Education
She was educated at Clitheroe Royal Grammar School, the London School of Economics and the University of London.
She was educated at Clitheroe Royal Grammar School, the London School of Economics and the University of London.
She served as a government minister during the 1960s and 1970s before entering the House of Lords in 1988. She was a lecturer at a teacher training college. After joining the Labour Party aged 18, Hart was unsuccessful Labour candidate for Bournemouth West in 1951, and Aberdeen South in 1955.
She was elected as member for Lanark in 1959, holding the seat until 1983.

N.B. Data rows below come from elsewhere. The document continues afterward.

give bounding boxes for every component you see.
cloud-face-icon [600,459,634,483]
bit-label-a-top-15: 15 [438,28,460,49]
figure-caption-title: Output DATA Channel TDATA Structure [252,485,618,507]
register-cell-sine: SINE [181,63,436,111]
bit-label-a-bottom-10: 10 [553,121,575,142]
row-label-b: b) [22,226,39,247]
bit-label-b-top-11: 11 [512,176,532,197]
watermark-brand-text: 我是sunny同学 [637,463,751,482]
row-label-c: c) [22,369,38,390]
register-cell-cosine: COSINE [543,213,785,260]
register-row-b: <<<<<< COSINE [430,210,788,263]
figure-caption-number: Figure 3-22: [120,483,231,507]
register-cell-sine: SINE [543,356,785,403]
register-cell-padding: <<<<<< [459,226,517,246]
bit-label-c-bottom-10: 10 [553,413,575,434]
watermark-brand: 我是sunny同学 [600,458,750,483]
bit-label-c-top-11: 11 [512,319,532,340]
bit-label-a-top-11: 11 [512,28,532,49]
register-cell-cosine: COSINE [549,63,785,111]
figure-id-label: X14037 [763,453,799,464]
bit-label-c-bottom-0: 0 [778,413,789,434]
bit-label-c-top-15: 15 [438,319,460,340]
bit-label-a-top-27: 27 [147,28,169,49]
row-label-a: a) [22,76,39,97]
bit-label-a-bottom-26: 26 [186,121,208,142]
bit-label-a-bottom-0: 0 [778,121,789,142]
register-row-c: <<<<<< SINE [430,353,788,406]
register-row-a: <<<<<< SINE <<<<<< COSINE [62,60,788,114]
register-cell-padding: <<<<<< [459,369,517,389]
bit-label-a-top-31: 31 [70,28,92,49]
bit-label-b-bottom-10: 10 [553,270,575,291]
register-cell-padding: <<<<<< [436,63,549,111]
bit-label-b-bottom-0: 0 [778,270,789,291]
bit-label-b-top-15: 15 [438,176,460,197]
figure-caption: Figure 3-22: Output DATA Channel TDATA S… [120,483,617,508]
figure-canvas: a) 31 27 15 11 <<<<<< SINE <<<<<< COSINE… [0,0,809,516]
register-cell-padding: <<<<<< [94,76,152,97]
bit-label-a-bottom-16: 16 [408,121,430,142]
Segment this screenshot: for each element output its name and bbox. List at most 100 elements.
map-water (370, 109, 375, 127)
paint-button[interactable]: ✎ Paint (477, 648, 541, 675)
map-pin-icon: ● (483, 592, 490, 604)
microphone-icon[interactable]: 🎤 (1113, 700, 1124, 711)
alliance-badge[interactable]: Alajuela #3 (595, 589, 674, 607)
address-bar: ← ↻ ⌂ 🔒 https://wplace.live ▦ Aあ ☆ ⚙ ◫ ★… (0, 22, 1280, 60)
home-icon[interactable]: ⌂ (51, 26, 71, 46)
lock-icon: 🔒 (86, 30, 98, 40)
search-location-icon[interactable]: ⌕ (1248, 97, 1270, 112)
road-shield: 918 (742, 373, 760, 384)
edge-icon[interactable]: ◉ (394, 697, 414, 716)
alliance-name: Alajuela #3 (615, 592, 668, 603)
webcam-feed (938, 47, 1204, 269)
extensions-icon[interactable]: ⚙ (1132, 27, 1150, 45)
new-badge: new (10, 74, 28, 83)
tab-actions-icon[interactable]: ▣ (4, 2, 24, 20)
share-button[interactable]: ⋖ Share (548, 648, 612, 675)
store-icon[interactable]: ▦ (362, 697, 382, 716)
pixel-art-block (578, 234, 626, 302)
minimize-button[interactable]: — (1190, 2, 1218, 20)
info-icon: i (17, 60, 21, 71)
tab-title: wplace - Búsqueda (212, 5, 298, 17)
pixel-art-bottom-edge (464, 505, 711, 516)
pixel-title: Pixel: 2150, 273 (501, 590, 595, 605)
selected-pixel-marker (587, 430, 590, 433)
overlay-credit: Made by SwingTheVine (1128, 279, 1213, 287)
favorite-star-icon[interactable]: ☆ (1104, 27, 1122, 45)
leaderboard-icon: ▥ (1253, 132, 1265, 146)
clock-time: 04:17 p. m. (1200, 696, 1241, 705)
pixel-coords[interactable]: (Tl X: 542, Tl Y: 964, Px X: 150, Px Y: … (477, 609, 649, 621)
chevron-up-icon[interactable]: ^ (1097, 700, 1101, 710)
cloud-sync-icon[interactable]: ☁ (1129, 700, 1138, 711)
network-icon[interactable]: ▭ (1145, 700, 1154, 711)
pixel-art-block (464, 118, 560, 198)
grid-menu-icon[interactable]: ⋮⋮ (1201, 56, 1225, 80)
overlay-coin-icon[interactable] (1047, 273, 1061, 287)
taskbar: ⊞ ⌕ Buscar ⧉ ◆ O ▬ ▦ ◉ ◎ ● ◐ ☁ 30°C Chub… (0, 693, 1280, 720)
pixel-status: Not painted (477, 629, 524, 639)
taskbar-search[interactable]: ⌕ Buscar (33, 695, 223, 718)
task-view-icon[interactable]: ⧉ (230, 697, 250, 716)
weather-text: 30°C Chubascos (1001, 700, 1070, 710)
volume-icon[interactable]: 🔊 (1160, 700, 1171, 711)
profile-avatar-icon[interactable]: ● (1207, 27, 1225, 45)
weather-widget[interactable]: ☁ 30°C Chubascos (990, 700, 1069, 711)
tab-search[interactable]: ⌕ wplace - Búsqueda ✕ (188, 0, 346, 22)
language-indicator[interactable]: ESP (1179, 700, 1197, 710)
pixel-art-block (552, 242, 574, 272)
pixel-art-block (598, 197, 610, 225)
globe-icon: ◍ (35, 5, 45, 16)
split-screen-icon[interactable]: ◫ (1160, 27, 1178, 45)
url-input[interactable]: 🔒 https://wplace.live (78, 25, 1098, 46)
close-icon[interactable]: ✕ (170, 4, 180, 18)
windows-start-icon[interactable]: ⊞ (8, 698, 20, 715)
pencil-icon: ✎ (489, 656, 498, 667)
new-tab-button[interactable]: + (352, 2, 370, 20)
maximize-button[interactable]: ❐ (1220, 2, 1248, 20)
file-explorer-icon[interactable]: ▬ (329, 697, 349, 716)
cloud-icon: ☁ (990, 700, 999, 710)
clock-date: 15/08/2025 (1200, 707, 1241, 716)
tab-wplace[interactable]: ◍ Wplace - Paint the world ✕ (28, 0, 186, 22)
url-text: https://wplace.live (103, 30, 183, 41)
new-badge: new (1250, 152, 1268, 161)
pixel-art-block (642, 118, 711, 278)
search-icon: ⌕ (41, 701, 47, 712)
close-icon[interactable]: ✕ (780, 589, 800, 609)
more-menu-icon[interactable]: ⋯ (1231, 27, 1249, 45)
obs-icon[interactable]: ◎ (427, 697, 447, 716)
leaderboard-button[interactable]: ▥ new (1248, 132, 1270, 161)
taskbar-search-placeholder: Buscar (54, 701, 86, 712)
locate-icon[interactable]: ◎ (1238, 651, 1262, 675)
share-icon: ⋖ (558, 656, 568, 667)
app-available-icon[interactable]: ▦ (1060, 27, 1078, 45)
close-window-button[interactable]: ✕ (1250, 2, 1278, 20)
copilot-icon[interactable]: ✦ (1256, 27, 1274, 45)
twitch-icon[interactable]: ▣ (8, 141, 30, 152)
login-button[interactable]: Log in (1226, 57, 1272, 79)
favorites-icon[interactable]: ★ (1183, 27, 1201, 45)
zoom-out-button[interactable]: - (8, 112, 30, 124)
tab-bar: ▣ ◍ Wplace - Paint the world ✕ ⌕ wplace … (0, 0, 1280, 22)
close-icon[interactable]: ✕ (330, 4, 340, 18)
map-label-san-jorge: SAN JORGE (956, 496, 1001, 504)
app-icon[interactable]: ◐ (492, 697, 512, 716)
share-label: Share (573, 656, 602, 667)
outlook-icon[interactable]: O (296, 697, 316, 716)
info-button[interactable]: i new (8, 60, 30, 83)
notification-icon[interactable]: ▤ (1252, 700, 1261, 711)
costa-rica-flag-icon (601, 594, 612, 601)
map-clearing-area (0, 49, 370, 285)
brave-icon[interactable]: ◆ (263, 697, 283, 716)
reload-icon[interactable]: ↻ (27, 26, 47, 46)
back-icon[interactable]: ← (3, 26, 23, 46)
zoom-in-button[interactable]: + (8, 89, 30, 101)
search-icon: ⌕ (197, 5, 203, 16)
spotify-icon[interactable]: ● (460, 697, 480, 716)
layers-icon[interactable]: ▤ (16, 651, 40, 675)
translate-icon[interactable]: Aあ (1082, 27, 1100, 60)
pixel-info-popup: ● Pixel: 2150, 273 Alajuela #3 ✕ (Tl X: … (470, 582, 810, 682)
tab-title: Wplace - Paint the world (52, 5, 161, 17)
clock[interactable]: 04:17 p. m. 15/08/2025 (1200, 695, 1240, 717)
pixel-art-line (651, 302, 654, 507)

Thereafter she sat for Clydesdale until 1987. She held ministerial office as joint Parliamentary Under-Secretary of State for Scotland from 1964 to 1966, Minister of State, Commonwealth Office (1966–1967), Minister of Social Security (1967–1968), Paymaster-General (with a seat in the Cabinet) from 1968 to 1969, and as Minister of Overseas Development from 1969 to 1970, 1974 to 1975 and 1977 to 1979.
In so doing, Hart became the fifth woman ever to have been included in a government cabinet in the history of Britain. In opposition, Hart was front bench spokesman on overseas aid from 1979 to 1980.
Government Company-Chairman of the Women"s National Commission, 1969-1970.
She was appointed a Privy Counsellor in 1967 and appointed a Dame Commander of the Order of the British Empire in 1979. On 8 February 1988, she was created a life peer, as Baroness Hart of South Lanark, of Lanark in the County of Lanark. She died of cancer at the Queen Mary"s Hospital, Roehampton, London, in 1991, aged 67.
Mission Judith Ridehalgh (1936–1946) Mrs Judith Hart (1946–1959) Judith Hart Member of Parliament (1959–1967) The Rt. Honorary Judith Hart Member of Parliament (1967–1979) The Rt. Honorary Dame Judith Hart Dame Commander of the Order of the British Empire Member of Parliament (1979–1988) The Rt. Honorary The Baroness Hart of South Lanark Dame Commander of the Order of the British Empire Personal Computer (1988–1991).
42nd United Kingdom Parliament. 43rd United Kingdom Parliament. 44th United Kingdom Parliament.
45th United Kingdom Parliament.
46th United Kingdom Parliament. 47th United Kingdom Parliament.
48th United Kingdom Parliament. 49th United Kingdom Parliament]
She was a member of the Fabian Society and a branch secretary of the Association of Scientific Workers.
Within the Labour Party she was a member of the National Executive Committee (1969–1983), serving as Vice-Chairman from 1980 to 1981 and as Chairman from 1981 to 1982.